Tegen drugsgerelateerde delicten dient derhalve streng te worden opgetreden.
Het hof heeft in het nadeel van de verdachte acht geslagen op een hem betreffend uittreksel Justitiële Documentatie d.d. 22 mei 2013, waaruit blijkt dat hij eerder onherroepelijk is veroordeeld voor het plegen van strafbare feiten.
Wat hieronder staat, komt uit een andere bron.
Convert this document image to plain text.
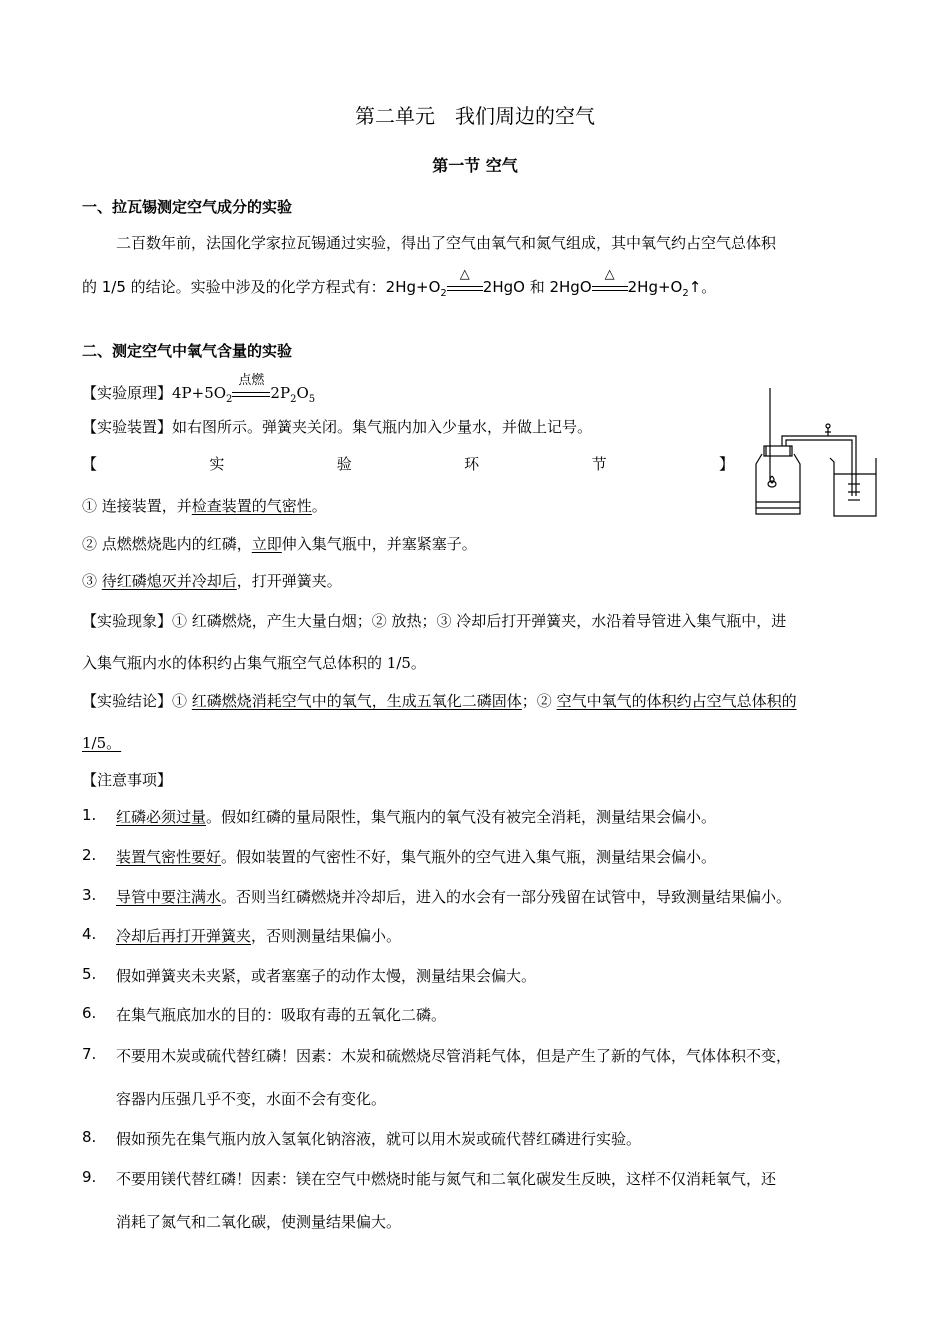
第二单元　我们周边的空气
第一节 空气
一、拉瓦锡测定空气成分的实验
二百数年前，法国化学家拉瓦锡通过实验，得出了空气由氧气和氮气组成，其中氧气约占空气总体积
的 1/5 的结论。实验中涉及的化学方程式有：$2Hg+O_2$
△
2HgO 和 2HgO
△
$2Hg+O_2↑$。
二、测定空气中氧气含量的实验
【实验原理】$4P+5O_2$
点燃
$2P_2O_5$
【实验装置】如右图所示。弹簧夹关闭。集气瓶内加入少量水，并做上记号。
【	实	验	环	节	】
① 连接装置，并检查装置的气密性。
② 点燃燃烧匙内的红磷，立即伸入集气瓶中，并塞紧塞子。
③ 待红磷熄灭并冷却后，打开弹簧夹。
【实验现象】① 红磷燃烧，产生大量白烟；② 放热；③ 冷却后打开弹簧夹，水沿着导管进入集气瓶中，进
入集气瓶内水的体积约占集气瓶空气总体积的 1/5。
【实验结论】① 红磷燃烧消耗空气中的氧气，生成五氧化二磷固体；② 空气中氧气的体积约占空气总体积的
1/5。
【注意事项】
1.	红磷必须过量。假如红磷的量局限性，集气瓶内的氧气没有被完全消耗，测量结果会偏小。
2.	装置气密性要好。假如装置的气密性不好，集气瓶外的空气进入集气瓶，测量结果会偏小。
3.	导管中要注满水。否则当红磷燃烧并冷却后，进入的水会有一部分残留在试管中，导致测量结果偏小。
4.	冷却后再打开弹簧夹，否则测量结果偏小。
5.	假如弹簧夹未夹紧，或者塞塞子的动作太慢，测量结果会偏大。
6.	在集气瓶底加水的目的：吸取有毒的五氧化二磷。
7.	不要用木炭或硫代替红磷！因素：木炭和硫燃烧尽管消耗气体，但是产生了新的气体，气体体积不变，
容器内压强几乎不变，水面不会有变化。
8.	假如预先在集气瓶内放入氢氧化钠溶液，就可以用木炭或硫代替红磷进行实验。
9.	不要用镁代替红磷！因素：镁在空气中燃烧时能与氮气和二氧化碳发生反映，这样不仅消耗氧气，还
消耗了氮气和二氧化碳，使测量结果偏大。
Dat heeft hem er kennelijk niet van weerhouden de onderhavige feiten te plegen.
Daarnaast heeft het hof acht geslagen op de binnen de rechtspraak gehanteerde oriëntatiepunten voor de straftoemeting voor het kweken, verkopen, aanwezig hebben en vervaardigen van softdrugs - waarbij gelet op de bij de verdachte aangetroffen hoeveelheid hennepplanten een onvoorwaardelijke gevangenisstraf van 6 weken danwel een taakstraf van 84 uren is geïndiceerd - en op de straffen die in vergelijkbare zaken door dit hof zijn opgelegd.
Alles overwegende is het hof van oordeel dat een geheel onvoorwaardelijke taakstraf van na te melden duur een passende en geboden reactie vormt.
Toepasselijke wettelijke voorschriften
Het hof heeft gelet op de artikelen 9, 22c, 22d, 57 en 310 van het Wetboek van Strafrecht en de artikelen 3 en 11 van de Opiumwet, zoals zij rechtens gelden dan wel golden.

BESLISSING

Het hof:
Vernietigt het vonnis waarvan beroep en doet opnieuw recht:
Verklaart zoals hiervoor overwogen bewezen dat de verdachte het onder 1 en 2 ten laste gelegde heeft begaan.
Verklaart niet bewezen hetgeen de verdachte meer of anders is ten laste gelegd dan hierboven is bewezen verklaard en spreekt de verdachte daarvan vrij.
Verklaart het onder 1 en 2 bewezen verklaarde strafbaar en verklaart de verdachte strafbaar.
Veroordeelt de verdachte tot een
taakstrafvoor de duur van
100 (honderd) uren, indien niet naar behoren verricht te vervangen door
50 (vijftig) dagen hechtenis.
Dit arrest is gewezen door mr. L.F. Gerretsen-Visser, mr. R.A.Th.M. Dekkers en mr. S.A.J. van 't Hul, in bijzijn van de griffier mr. H. Biemond.
Het is uitgesproken op de openbare terechtzitting van het hof van 19 juni 2013.